Among the most significant of the improvements in version 2.0 of Ionic is built-in error handling and debugging features.

Ionic 2's first RC release had a new build toolchain called App Scripts for building, testing, and running apps. With the final release, new error handling and debugging features are built in to the application. Lynch says:

When a compile error is introduced while developing, using the ionic serve command, details of the error will be shown directly in your browser window. This feature is extremely useful for helping track down issues with code and keeps you focused on development instead of switching back and forth to the terminal.

In the performance improvements, Ionic 2.0 now scrolls with 60FPS on Android and iOS, replacing JavaScript scrolling. Lynch says Ionic's Virtual Scroll implementation helps developers to build apps that are able to scroll through very large lists with only a minimal performance hit. Also new to Ionic 2 is a rendering pipeline that helps to reduce layout thrashing and repaints, by only redrawing changed portions of their view.

The community's reaction to the final 2.0 release of Ionic has been positive. In the Hacker News discussion around the release, user jbmorgado asked "I was really very well impressed by the small size of ionic apps. It's in the order of ~3MB which is great. But the startup times are somewhat big. I'm talking, for the simplest of applications a startup time of ~5.5 seconds in ionic 2 (the beta) vs ~2 seconds in React Native in Android. For me, that detail has a significant impact in usability. Any plans to work on those startup times?"

Justin Willis from Ionic replied:

Start up time is something that we are very focused on at the moment. Especially on the PWA side of things, TTI (time to interactive) is exceedingly important to ensure a good user experience. We are working on a few things at the moment but most likely the first one to hit is gonna be code splitting. So with code splitting, instead of shipping just one big bundle you will be shipping smaller bundles that are lazy loaded based on routes. This means that when the app first loads only the first bundle for the first view in your app will have to be loaded, parsed etc and then the other bundles will be lazy loaded.

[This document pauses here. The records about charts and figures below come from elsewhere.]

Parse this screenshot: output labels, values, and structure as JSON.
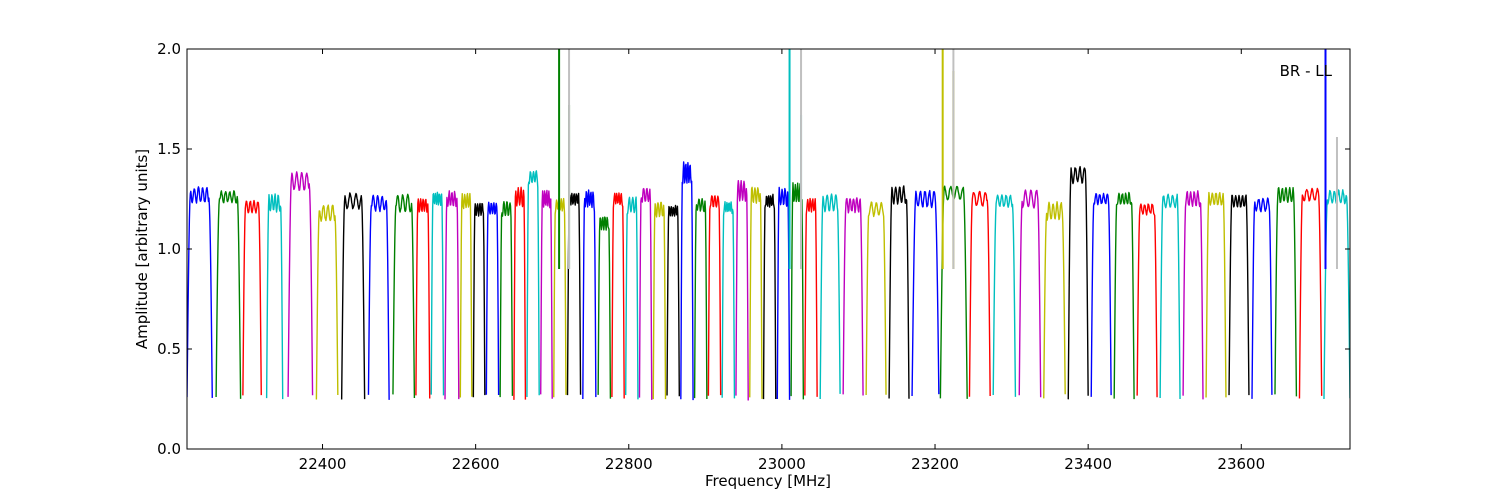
{
  "chart_data": {
    "type": "line",
    "annotation": "BR - LL",
    "xlabel": "Frequency [MHz]",
    "ylabel": "Amplitude [arbitrary units]",
    "xlim": [
      22223,
      23742
    ],
    "ylim": [
      0.0,
      2.0
    ],
    "x_ticks": [
      22400,
      22600,
      22800,
      23000,
      23200,
      23400,
      23600
    ],
    "x_tick_labels": [
      "22400",
      "22600",
      "22800",
      "23000",
      "23200",
      "23400",
      "23600"
    ],
    "y_ticks": [
      0.0,
      0.5,
      1.0,
      1.5,
      2.0
    ],
    "y_tick_labels": [
      "0.0",
      "0.5",
      "1.0",
      "1.5",
      "2.0"
    ],
    "grid": false,
    "colors": [
      "#0000ff",
      "#008000",
      "#ff0000",
      "#00bfbf",
      "#bf00bf",
      "#bfbf00",
      "#000000"
    ],
    "spike_color": "#c0c0c0",
    "sub_bands": [
      [
        22223,
        22256,
        1.27
      ],
      [
        22261,
        22293,
        1.26
      ],
      [
        22296,
        22320,
        1.21
      ],
      [
        22327,
        22348,
        1.23
      ],
      [
        22355,
        22387,
        1.34
      ],
      [
        22392,
        22420,
        1.18
      ],
      [
        22425,
        22455,
        1.24
      ],
      [
        22460,
        22487,
        1.23
      ],
      [
        22492,
        22520,
        1.23
      ],
      [
        22522,
        22540,
        1.22
      ],
      [
        22542,
        22558,
        1.25
      ],
      [
        22560,
        22578,
        1.25
      ],
      [
        22580,
        22595,
        1.24
      ],
      [
        22597,
        22612,
        1.2
      ],
      [
        22614,
        22630,
        1.2
      ],
      [
        22632,
        22648,
        1.2
      ],
      [
        22650,
        22665,
        1.26
      ],
      [
        22667,
        22683,
        1.36
      ],
      [
        22685,
        22700,
        1.25
      ],
      [
        22702,
        22718,
        1.22
      ],
      [
        22720,
        22737,
        1.25
      ],
      [
        22740,
        22757,
        1.25
      ],
      [
        22760,
        22776,
        1.13
      ],
      [
        22778,
        22794,
        1.25
      ],
      [
        22796,
        22812,
        1.22
      ],
      [
        22814,
        22830,
        1.27
      ],
      [
        22832,
        22848,
        1.2
      ],
      [
        22850,
        22866,
        1.19
      ],
      [
        22868,
        22884,
        1.38
      ],
      [
        22886,
        22902,
        1.22
      ],
      [
        22904,
        22920,
        1.24
      ],
      [
        22922,
        22938,
        1.21
      ],
      [
        22940,
        22956,
        1.29
      ],
      [
        22958,
        22974,
        1.27
      ],
      [
        22976,
        22992,
        1.24
      ],
      [
        22994,
        23010,
        1.26
      ],
      [
        23012,
        23028,
        1.28
      ],
      [
        23030,
        23046,
        1.22
      ],
      [
        23050,
        23076,
        1.23
      ],
      [
        23080,
        23106,
        1.22
      ],
      [
        23110,
        23136,
        1.2
      ],
      [
        23140,
        23166,
        1.27
      ],
      [
        23170,
        23205,
        1.25
      ],
      [
        23207,
        23242,
        1.28
      ],
      [
        23245,
        23272,
        1.25
      ],
      [
        23276,
        23305,
        1.24
      ],
      [
        23310,
        23338,
        1.25
      ],
      [
        23342,
        23370,
        1.19
      ],
      [
        23374,
        23400,
        1.37
      ],
      [
        23404,
        23430,
        1.25
      ],
      [
        23434,
        23460,
        1.25
      ],
      [
        23464,
        23490,
        1.2
      ],
      [
        23494,
        23520,
        1.24
      ],
      [
        23524,
        23550,
        1.25
      ],
      [
        23554,
        23580,
        1.25
      ],
      [
        23584,
        23610,
        1.24
      ],
      [
        23614,
        23640,
        1.22
      ],
      [
        23644,
        23672,
        1.27
      ],
      [
        23676,
        23705,
        1.27
      ],
      [
        23708,
        23742,
        1.26
      ]
    ],
    "spikes": [
      {
        "x": 22709,
        "y": 2.0,
        "color": "#008000"
      },
      {
        "x": 22722,
        "y": 1.72,
        "color": "#008000"
      },
      {
        "x": 22722,
        "y": 2.0,
        "color": "#c0c0c0"
      },
      {
        "x": 23010,
        "y": 2.0,
        "color": "#00bfbf"
      },
      {
        "x": 23025,
        "y": 1.67,
        "color": "#00bfbf"
      },
      {
        "x": 23025,
        "y": 2.0,
        "color": "#c0c0c0"
      },
      {
        "x": 23210,
        "y": 2.0,
        "color": "#bfbf00"
      },
      {
        "x": 23224,
        "y": 1.89,
        "color": "#bfbf00"
      },
      {
        "x": 23224,
        "y": 2.0,
        "color": "#c0c0c0"
      },
      {
        "x": 23710,
        "y": 2.0,
        "color": "#0000ff"
      },
      {
        "x": 23725,
        "y": 1.56,
        "color": "#c0c0c0"
      }
    ]
  }
}
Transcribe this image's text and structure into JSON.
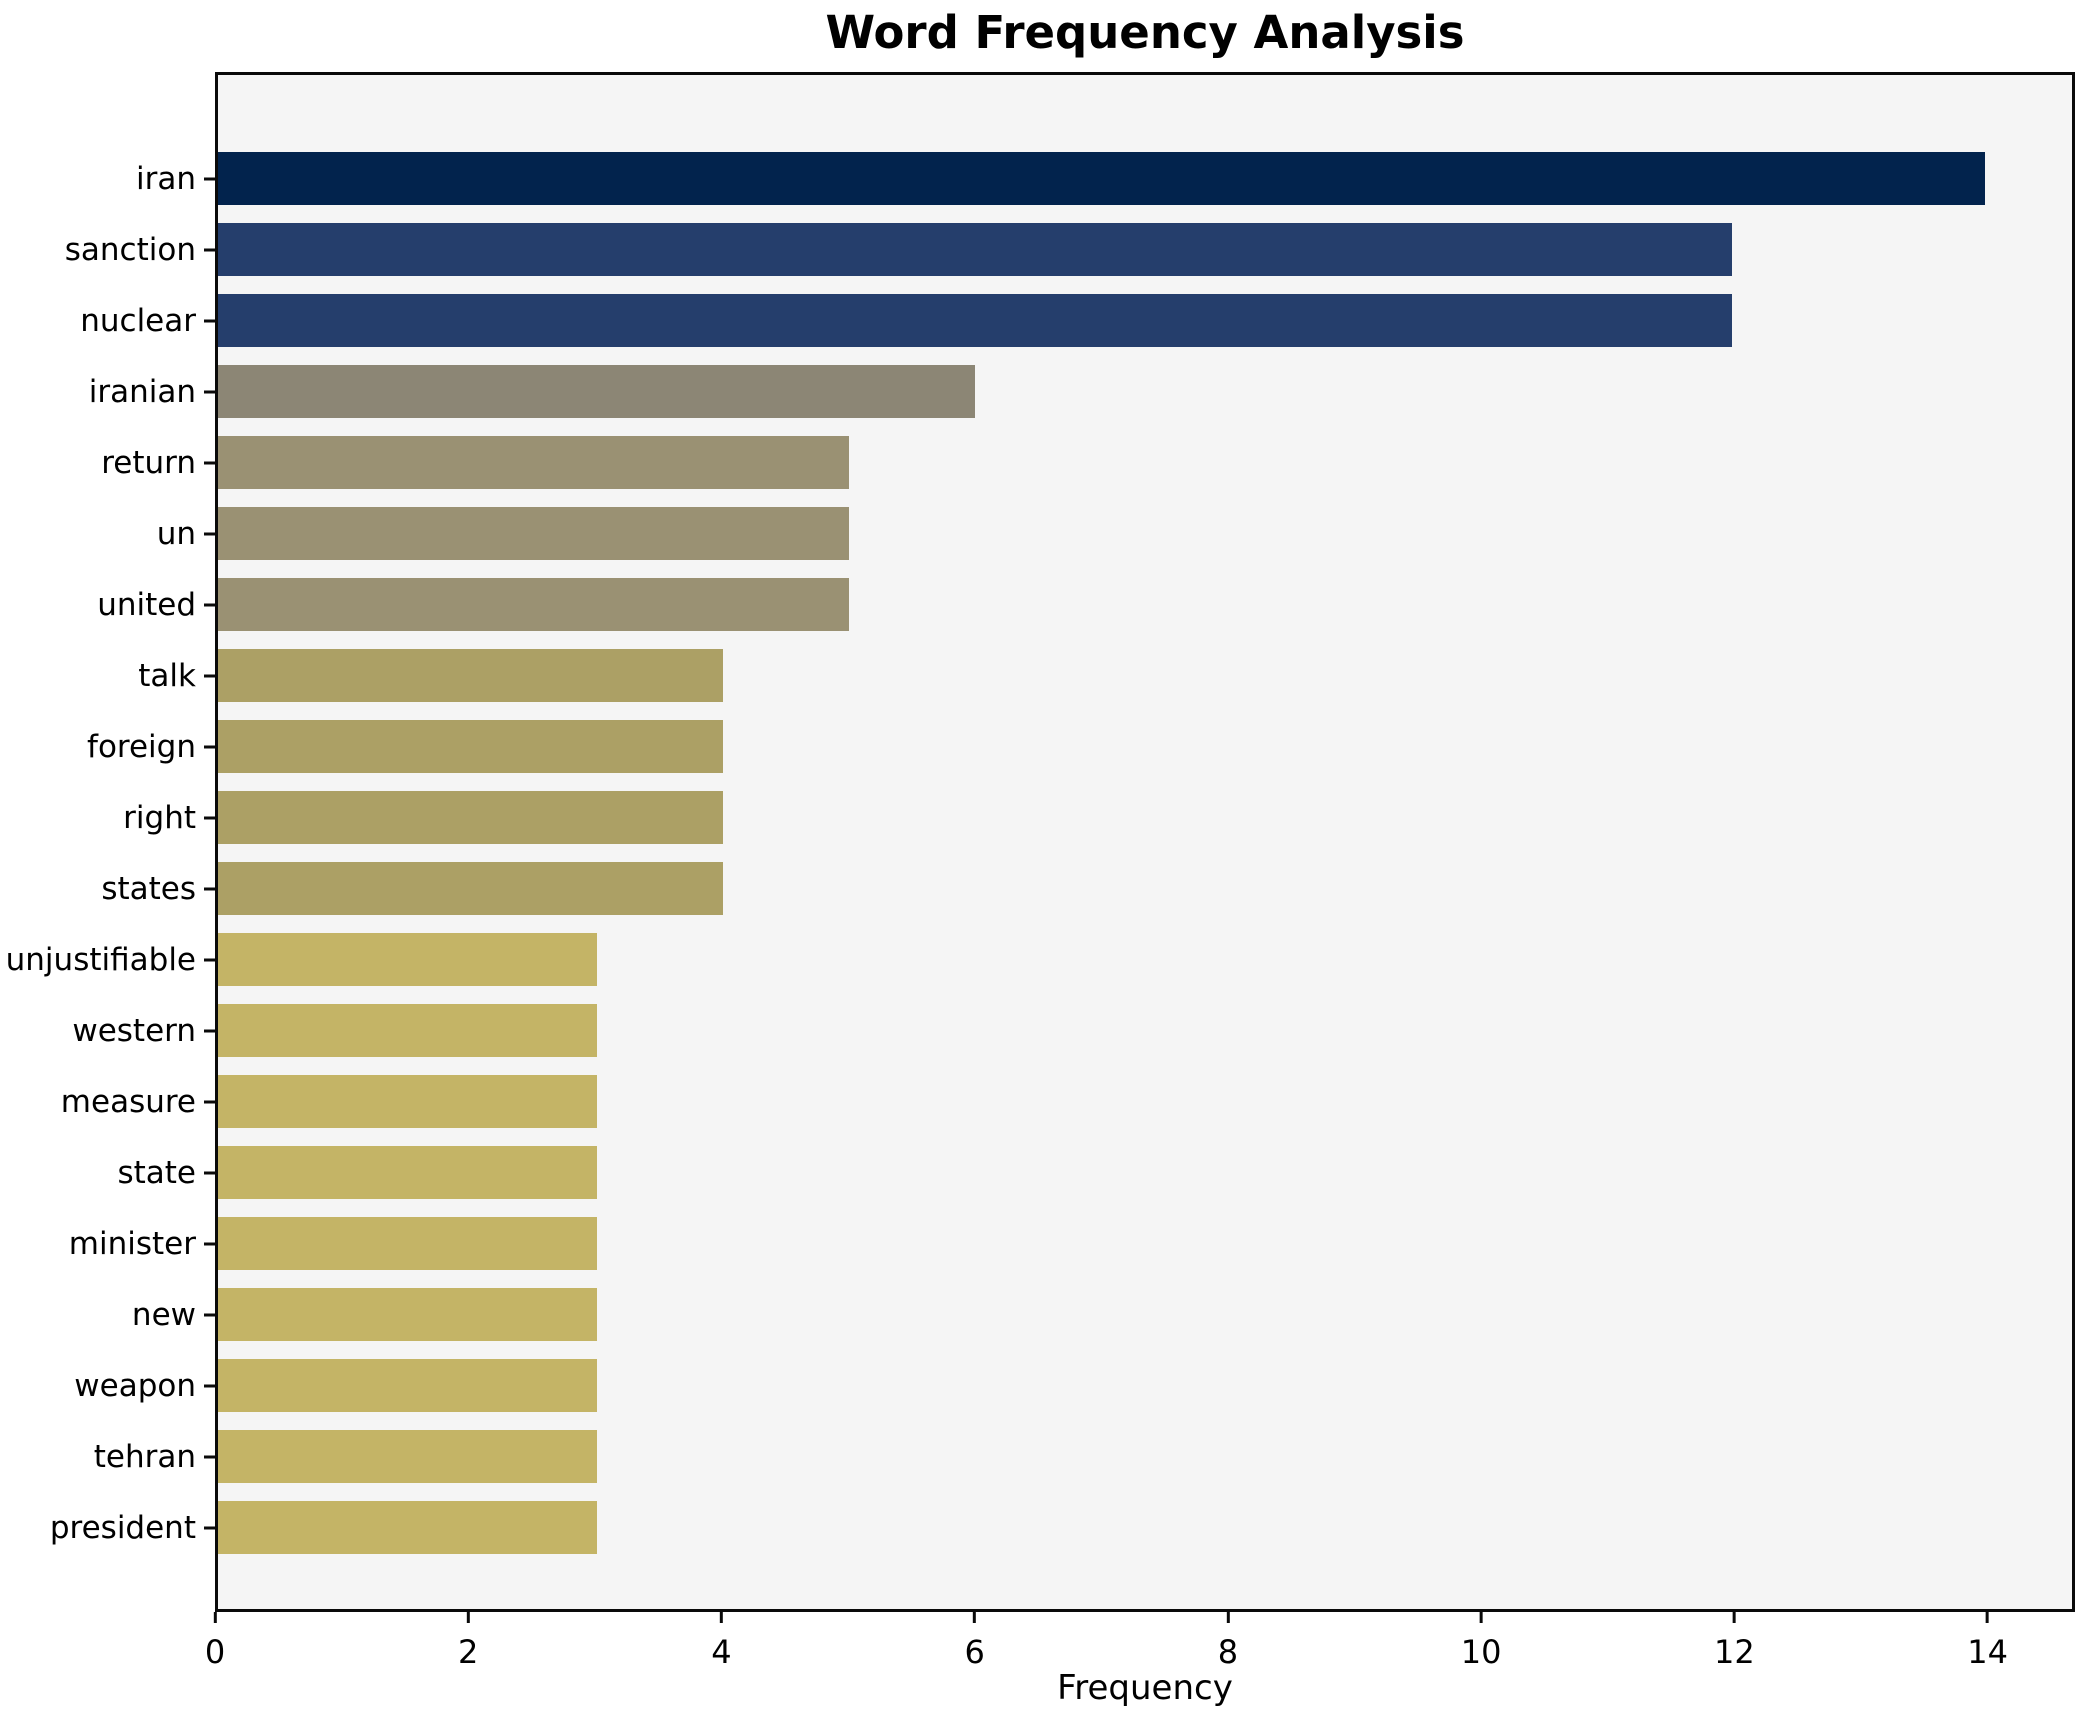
{
  "title": "Word Frequency Analysis",
  "chart_data": {
    "type": "bar",
    "orientation": "horizontal",
    "title": "Word Frequency Analysis",
    "xlabel": "Frequency",
    "ylabel": "",
    "categories": [
      "iran",
      "sanction",
      "nuclear",
      "iranian",
      "return",
      "un",
      "united",
      "talk",
      "foreign",
      "right",
      "states",
      "unjustifiable",
      "western",
      "measure",
      "state",
      "minister",
      "new",
      "weapon",
      "tehran",
      "president"
    ],
    "values": [
      14,
      12,
      12,
      6,
      5,
      5,
      5,
      4,
      4,
      4,
      4,
      3,
      3,
      3,
      3,
      3,
      3,
      3,
      3,
      3
    ],
    "bar_colors": [
      "#02234d",
      "#253e6c",
      "#253e6c",
      "#8c8675",
      "#9a9173",
      "#9a9173",
      "#9a9173",
      "#aca065",
      "#aca065",
      "#aca065",
      "#aca065",
      "#c4b466",
      "#c4b466",
      "#c4b466",
      "#c4b466",
      "#c4b466",
      "#c4b466",
      "#c4b466",
      "#c4b466",
      "#c4b466"
    ],
    "xticks": [
      0,
      2,
      4,
      6,
      8,
      10,
      12,
      14
    ],
    "xlim": [
      0,
      14.69
    ],
    "grid": false,
    "legend": "none",
    "plot_bg": "#f5f5f5",
    "figure_bg": "#ffffff",
    "spine_color": "#0a0a0a",
    "text_color": "#000000"
  }
}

Developers wanting to use Ionic 2 need to update to the latest CLI with npm install -g ionic, and start a new project with its Getting Started guide. It is important to note that Ionic 2.0 currently requires Angular 2.2.1, and prevents a prod build with any newer version of Angular. At time of press, the Ionic team hadn't yet confirmed if it will be supporting Angular 2.3 or progressing directly to Angular 4.